SINGAPORE, Nov 07 (Reuters): Chicago soybeans ticked higher on Tuesday as the latest comments from Chinese authorities raised hopes Beijing is committed to resolve its trade dispute with Washington.
Corn edged lower after climbing to its highest in nearly three weeks on Monday, driven by expectations the US Department of Agriculture will reduce its production estimate.
The most-active soybean contract on the Chicago Board Of Trade was up 0.1 per cent at $8.86-1/2 a bushel, as of 0413 GMT, having closed down 0.2 per cent on Monday.
Corn slipped 0.1 per cent to $3.73-1/2 a bushel having climbed in the previous session to its highest since Oct. 17 at $3.74-1/4 a bushel and wheat dipped 0.1 per cent to $5.07 a bushel.
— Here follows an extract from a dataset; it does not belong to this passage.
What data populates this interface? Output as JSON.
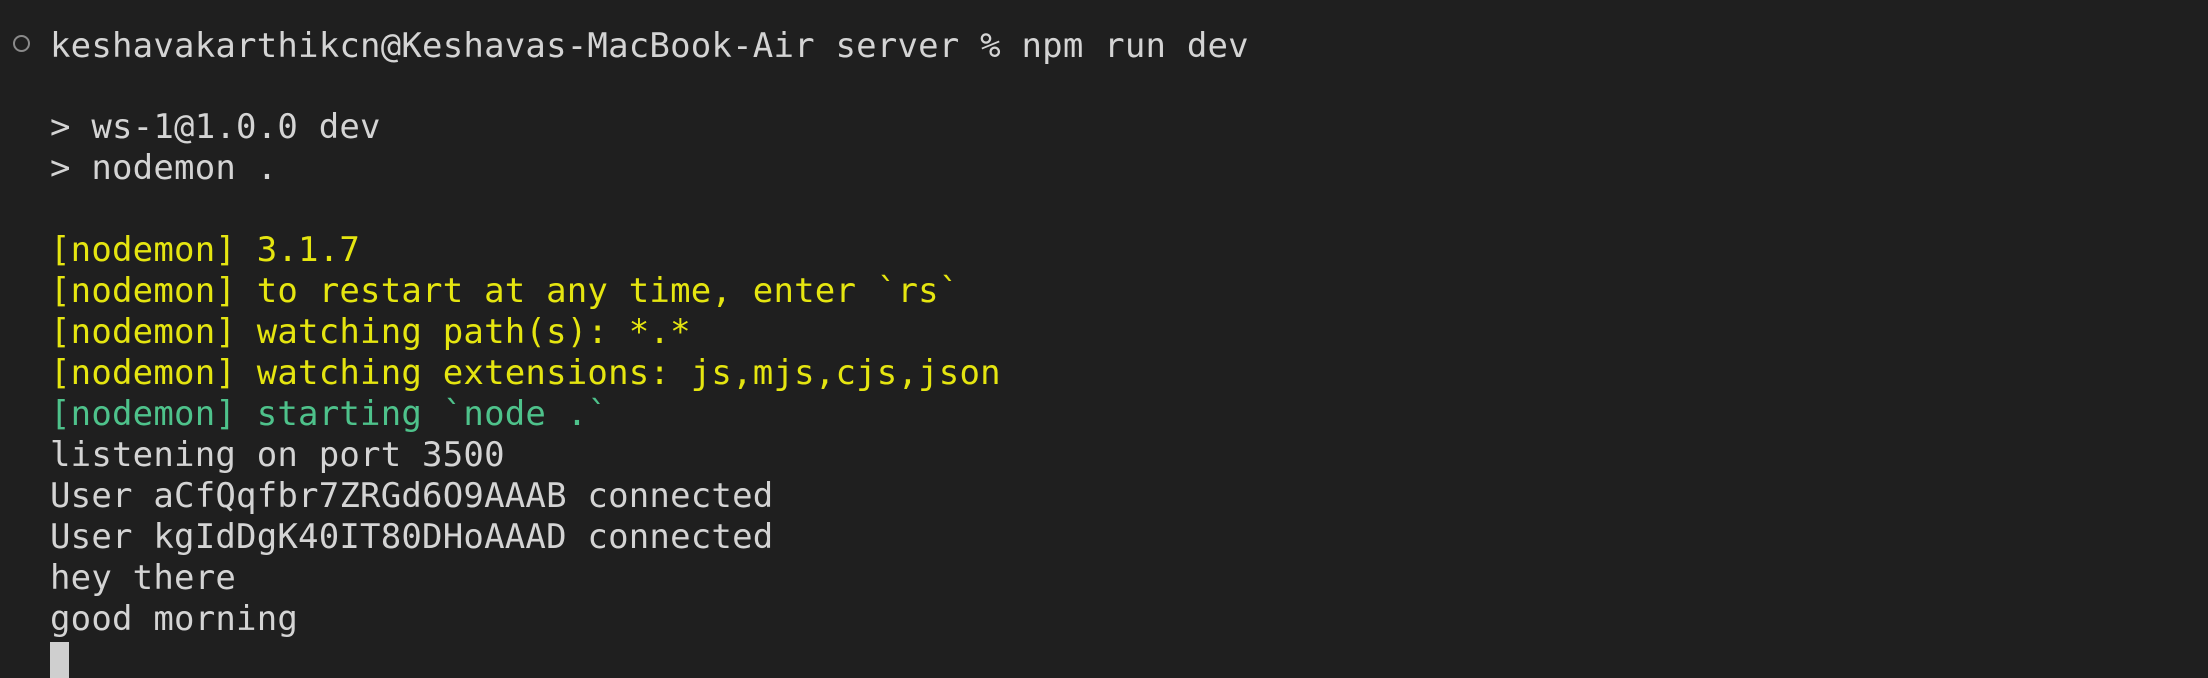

China is ready to hold discussions and work with the United States to resolve trade disputes because the world's two largest economies stand to lose from confrontation, Vice President Wang Qishan said on Tuesday.
"There is hope and that is why the soybean market is holding up," said one India-based agricultural commodities analyst. "But any further gains will depend on what concrete steps the two countries take to ease tensions."
Soybean exports from the United States, the world's second largest supplier, to China, the No. 1 buyer, have come to a halt as a result of the trade war. After the market closed on Monday, the US Department of Agriculture said 83 per cent of the soybean crop had been harvested as compared with 72 per cent a week ago but below the average pace of 89 per cent.
The agency said 76 per cent of the corn crop had been harvested, up from 63 per cent a week ago and not far from the average pace of 77 per cent.